I am not a legal expert. My expertise is design. But yes, we have very difficult laws for real estate (sector). For the building industry, we not only have many laws but (have) very complicated laws. Not only that, laws are being made every second month and to add to that, overlapping laws are being made and we don’t know which law to follow. By the time you follow a law, a new one comes in for environmental approval, or the CFO (chief fire officer) makes another law. This never happened in the past; (earlier) laws were consistent and were modified to make life easier.
I heard that Thane, too, has started asking for (earmarking) 20 percent (space for) garden on ground. Without understanding the implications, some person has made a law. Laws are meant for the good of the general public. (But) everyone thought real estate is a huge money-making industry. There was a time it was, but today, I do not think it is making money. Facilitating investment – getting capital – is the biggest cost (for the sector) and all money is getting off there. (So) paying interest, premium, government duties, getting approvals, etc., have become very difficult. There are then delays in approvals. We must first have regulations for getting approvals within a fixed time.
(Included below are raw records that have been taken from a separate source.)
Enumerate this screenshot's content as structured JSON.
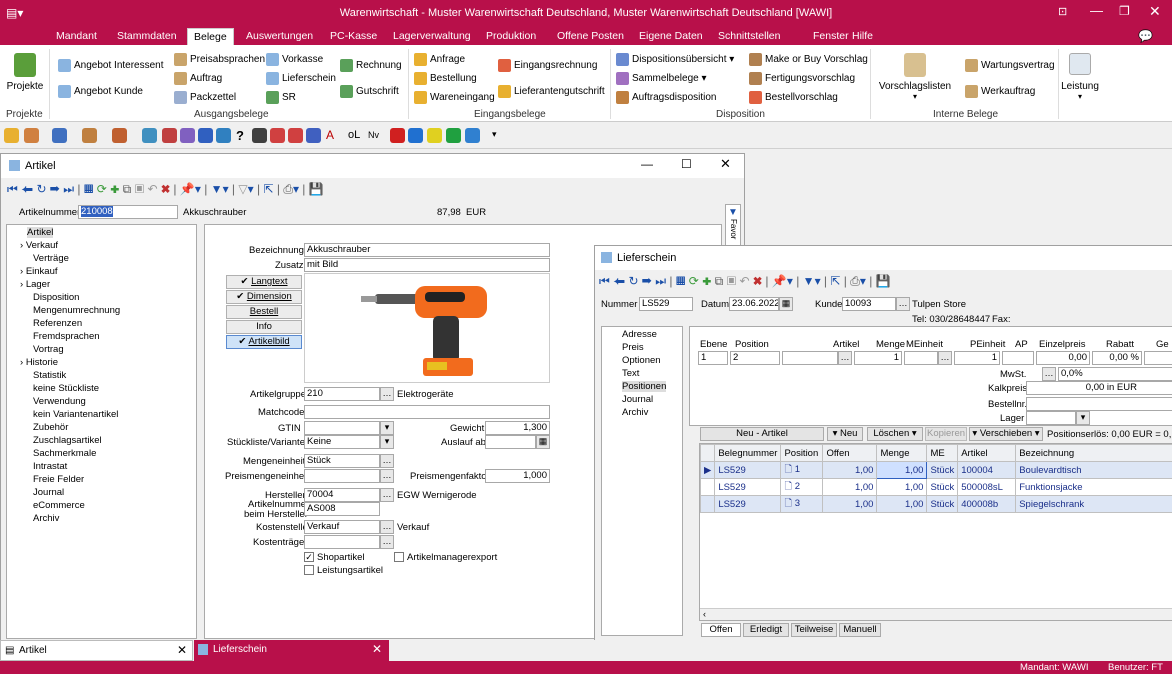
{
  "app": {
    "title": "Warenwirtschaft - Muster Warenwirtschaft Deutschland, Muster Warenwirtschaft Deutschland [WAWI]"
  },
  "tabs": [
    "Mandant",
    "Stammdaten",
    "Belege",
    "Auswertungen",
    "PC-Kasse",
    "Lagerverwaltung",
    "Produktion",
    "Offene Posten",
    "Eigene Daten",
    "Schnittstellen",
    "Fenster",
    "Hilfe"
  ],
  "ribbon": {
    "projekte": "Projekte",
    "projekte_group": "Projekte",
    "angebot_interessent": "Angebot Interessent",
    "angebot_kunde": "Angebot Kunde",
    "preisabsprachen": "Preisabsprachen",
    "auftrag": "Auftrag",
    "packzettel": "Packzettel",
    "vorkasse": "Vorkasse",
    "lieferschein": "Lieferschein",
    "sr": "SR",
    "rechnung": "Rechnung",
    "gutschrift": "Gutschrift",
    "ausgang_group": "Ausgangsbelege",
    "anfrage": "Anfrage",
    "bestellung": "Bestellung",
    "wareneingang": "Wareneingang",
    "eingangsrechnung": "Eingangsrechnung",
    "lieferantengutschrift": "Lieferantengutschrift",
    "eingang_group": "Eingangsbelege",
    "dispositionsuebersicht": "Dispositionsübersicht",
    "sammelbelege": "Sammelbelege",
    "auftragsdisposition": "Auftragsdisposition",
    "make_or_buy": "Make or Buy Vorschlag",
    "fertigungsvorschlag": "Fertigungsvorschlag",
    "bestellvorschlag": "Bestellvorschlag",
    "dispo_group": "Disposition",
    "vorschlagslisten": "Vorschlagslisten",
    "wartungsvertrag": "Wartungsvertrag",
    "werkauftrag": "Werkauftrag",
    "intern_group": "Interne Belege",
    "leistung": "Leistung"
  },
  "artikel": {
    "title": "Artikel",
    "nummer_label": "Artikelnummer",
    "nummer": "210008",
    "name": "Akkuschrauber",
    "preis": "87,98",
    "waehrung": "EUR",
    "tree": [
      "Artikel",
      "Verkauf",
      "Verträge",
      "Einkauf",
      "Lager",
      "Disposition",
      "Mengenumrechnung",
      "Referenzen",
      "Fremdsprachen",
      "Vortrag",
      "Historie",
      "Statistik",
      "keine Stückliste",
      "Verwendung",
      "kein Variantenartikel",
      "Zubehör",
      "Zuschlagsartikel",
      "Sachmerkmale",
      "Intrastat",
      "Freie Felder",
      "Journal",
      "eCommerce",
      "Archiv"
    ],
    "bezeichnung_label": "Bezeichnung",
    "bezeichnung": "Akkuschrauber",
    "zusatz_label": "Zusatz",
    "zusatz": "mit Bild",
    "btn_langtext": "Langtext",
    "btn_dimension": "Dimension",
    "btn_bestell": "Bestell",
    "btn_info": "Info",
    "btn_artikelbild": "Artikelbild",
    "artikelgruppe_label": "Artikelgruppe",
    "artikelgruppe": "210",
    "artikelgruppe_name": "Elektrogeräte",
    "matchcode_label": "Matchcode",
    "gtin_label": "GTIN",
    "gewicht_label": "Gewicht",
    "gewicht": "1,300",
    "stueckliste_label": "Stückliste/Variante",
    "stueckliste": "Keine",
    "auslauf_label": "Auslauf ab",
    "mengeneinheit_label": "Mengeneinheit",
    "mengeneinheit": "Stück",
    "preismengeneinheit_label": "Preismengeneinheit",
    "preismengenfaktor_label": "Preismengenfaktor",
    "preismengenfaktor": "1,000",
    "hersteller_label": "Hersteller",
    "hersteller": "70004",
    "hersteller_name": "EGW Wernigerode",
    "art_hersteller_label1": "Artikelnummer",
    "art_hersteller_label2": "beim Hersteller",
    "art_hersteller": "AS008",
    "kostenstelle_label": "Kostenstelle",
    "kostenstelle": "Verkauf",
    "kostenstelle_name": "Verkauf",
    "kostentraeger_label": "Kostenträger",
    "shopartikel": "Shopartikel",
    "artikelmanagerexport": "Artikelmanagerexport",
    "leistungsartikel": "Leistungsartikel",
    "favoriten": "Favor"
  },
  "lieferschein": {
    "title": "Lieferschein",
    "nummer_label": "Nummer",
    "nummer": "LS529",
    "datum_label": "Datum",
    "datum": "23.06.2022",
    "kunde_label": "Kunde",
    "kunde": "10093",
    "kunde_name": "Tulpen Store",
    "tel": "Tel: 030/28648447",
    "fax": "Fax:",
    "tree": [
      "Adresse",
      "Preis",
      "Optionen",
      "Text",
      "Positionen",
      "Journal",
      "Archiv"
    ],
    "head": {
      "ebene": "Ebene",
      "position": "Position",
      "artikel": "Artikel",
      "menge": "Menge",
      "meinheit": "MEinheit",
      "peinheit": "PEinheit",
      "ap": "AP",
      "einzelpreis": "Einzelpreis",
      "rabatt": "Rabatt",
      "ge": "Ge"
    },
    "row": {
      "ebene": "1",
      "position": "2",
      "menge": "1",
      "peinheit": "1",
      "einzelpreis": "0,00",
      "rabatt": "0,00 %"
    },
    "mwst_label": "MwSt.",
    "mwst": "0,0%",
    "kalkpreis_label": "Kalkpreis",
    "kalkpreis": "0,00 in EUR",
    "bestellnr_label": "Bestellnr.",
    "lager_label": "Lager",
    "btn_neu_artikel": "Neu - Artikel",
    "btn_neu": "Neu",
    "btn_loeschen": "Löschen",
    "btn_kopieren": "Kopieren",
    "btn_verschieben": "Verschieben",
    "positionserloes": "Positionserlös: 0,00 EUR = 0,",
    "grid_cols": [
      "Belegnummer",
      "Position",
      "Offen",
      "Menge",
      "ME",
      "Artikel",
      "Bezeichnung"
    ],
    "grid_rows": [
      {
        "beleg": "LS529",
        "pos": "1",
        "offen": "1,00",
        "menge": "1,00",
        "me": "Stück",
        "artikel": "100004",
        "bez": "Boulevardtisch"
      },
      {
        "beleg": "LS529",
        "pos": "2",
        "offen": "1,00",
        "menge": "1,00",
        "me": "Stück",
        "artikel": "500008sL",
        "bez": "Funktionsjacke"
      },
      {
        "beleg": "LS529",
        "pos": "3",
        "offen": "1,00",
        "menge": "1,00",
        "me": "Stück",
        "artikel": "400008b",
        "bez": "Spiegelschrank"
      }
    ],
    "filter_tabs": [
      "Offen",
      "Erledigt",
      "Teilweise",
      "Manuell"
    ]
  },
  "bottomtabs": {
    "artikel": "Artikel",
    "lieferschein": "Lieferschein"
  },
  "status": {
    "mandant": "Mandant: WAWI",
    "benutzer": "Benutzer: FT"
  }
}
Are there, for instance, any laws stipulating that environmental approvals have to be given within a certain time?
It will be best to have all our approvals computerised and the approval should come in one day. For example, since computers have all the plans, the approvals should be fed in. If you want a concession you feed that and comply with required duties – and it should be done within 24 hours. Why are we making laws which are restrictive and make you go to the officer to beg for concessions? Like Hyderabad, where FSI (floor space index) is unlimited, we should open up and do the same.
When the government is setting up new infrastructure by developing NAINA (Navi Mumbai Airport Influence Notified Area) in Navi Mumbai why is it not giving unlimited FSI to the new township, and is, instead, restricting FSI? When Mumbai had 2 FSI all other cities of India had only coverage. All of them have now gone ahead but we have slowly become a rotten city to live in.
In terms of skewed buyer-seller equations, both are at fault. Sometimes it is the buyer’s fault and at other times the seller’s.
Is it because Mumbai’s population has increased manifold compared to the land available in the main city?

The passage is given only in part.